IN THE dead of night, a few brave men fly into the stormy, beautiful, lush continent that is Africa, to fulfil a mission they have been ordered to do. They ask no questions and they have no fear in their hearts! All they do know is that they are on rescue mission-and that orders are orders.
Columbia Pictures, ``Tears Of The Sun," deals with a noble cause indeed of course from the point of view of the Americans who must police all atrocities anywhere in the world. In this instance it happens to be Nigeria where rebel troops have taken over, assassinating the ruling monarchy.
They happen to be rebels on the rampage and the next destination is a Catholic mission, where unknown to us till half the film, the only survivor of the royal family, is hiding among the many sick and ailing. And a doctor, priest and two nuns are tending all of them. The captain, (Tom Skerritt) of USS Harry S Truman, stationed off the coast of Africa has been ordered to send in his top team into this hostile territory to evacuate them. It is to save these missionaries that Lt. Waters, (Bruce Willis, sporting the bald look) known to complete difficult assignments, leads his team of navy personnel, right into the civil war.
But Waters comes across someone he didn't bargain for a fiery Dr. Lena Kendrick, (Monica Belucci) American citizen by marriage, who refuses to leave unless they rescue all those there at the mission.
Waters agrees to her conditions says he will `chopper' all of them to safety, but when they do reach the choppers it is only Lena who he wants to take charge of. Not for romantic reasons please! He is just pretending, so his job will be easier and orders would be fulfilled.
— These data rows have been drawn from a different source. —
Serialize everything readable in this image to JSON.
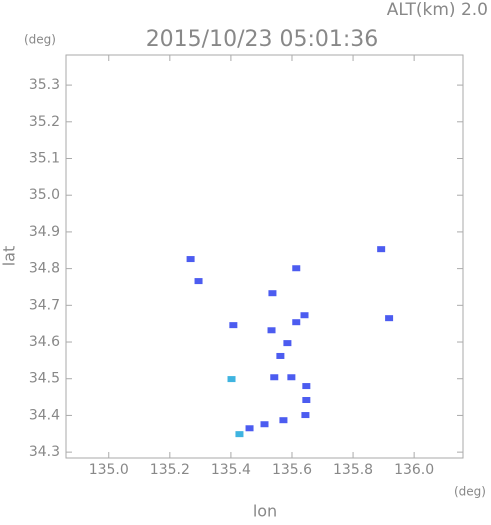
{
  "chart_data": {
    "type": "scatter",
    "title": "2015/10/23 05:01:36",
    "subtitle": "ALT(km) 2.0",
    "x_label": "lon",
    "y_label": "lat",
    "x_unit": "(deg)",
    "y_unit": "(deg)",
    "xlim": [
      134.86,
      136.16
    ],
    "ylim": [
      34.284,
      35.382
    ],
    "xticks": [
      {
        "value": 135,
        "label": "135.0"
      },
      135.2,
      135.4,
      135.6,
      135.8,
      {
        "value": 136,
        "label": "136.0"
      }
    ],
    "yticks": [
      34.3,
      34.4,
      34.5,
      34.6,
      34.7,
      34.8,
      34.9,
      {
        "value": 35,
        "label": "35.0"
      },
      35.1,
      35.2,
      35.3
    ],
    "series": [
      {
        "color": "#4c5cf0",
        "x": [
          135.268,
          135.294,
          135.408,
          135.533,
          135.562,
          135.542,
          135.598,
          135.641,
          135.647,
          135.647,
          135.644,
          135.614,
          135.572,
          135.51,
          135.461,
          135.918,
          135.892,
          135.614,
          135.536,
          135.585
        ],
        "values": [
          34.826,
          34.766,
          34.646,
          34.632,
          34.562,
          34.504,
          34.504,
          34.673,
          34.48,
          34.442,
          34.401,
          34.654,
          34.387,
          34.376,
          34.365,
          34.665,
          34.853,
          34.801,
          34.733,
          34.597
        ]
      },
      {
        "color": "#3fb4e0",
        "x": [
          135.402,
          135.428
        ],
        "values": [
          34.499,
          34.349
        ]
      }
    ]
  }
}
So he tricks her and Lena is both devastated and angry. They see the remains of a rampage villages burnt and several people savagely killed.
Waters orders the choppers to go back and get the rest of the refugees. From then on the movie is all about getting and dragging the lot into the safe borders of Cameroon.
They are challenged at every step by the blood thirsty rebel troops, but with each atrocity the Americans witness, the more determined they are to save the refugees and restore Nigeria to its rightful governance!
The film is predictable and also has its flaws - there are logistic errors and the passage of time seems very unclear.
Considering most of the film has been shot virtually in the dark, there is not much one can make out most of the time.
But what you can eventually see is beautifully captured by the camera. Add to that Lena's perfectly painted mouth (the lipstick remains firmly on, despite trekking through really hostile territory for days!)
Mercifully, there is very little dialogue. But the marvellous visual imagery makes up for the lack of talking and the beautiful background score by Hans Zimmer incorporates an African flavour, giving the proceedings a poignant touch. But there are effective, dramatic moments as well as when the people in the helicopter look down at the aftermath of a massacre, or when the soldiers enter a town being cleansed by the rebels, or the last hopeless battle, which is very well choreographed.
Bruce Willis is stony faced, very macho, man of few words, and has a `work is worship' attitude, who you would admire, but not warm up to. Monica looks good even when grimy, but is just about adequate. The others just fill their roles. The director (Antoine Fuqua of ``Training Day") has no time to dwell on Waters' motivation to begin disobeying orders for human reasons. Neither is there any justification offered about military intervention into another country, regardless of the issues on hand. The film in fact, extols intervention and perhaps the last few scenes of the tearful gratitude of the refugees telling the Americans `God will never forget what you have done," seem to underline this.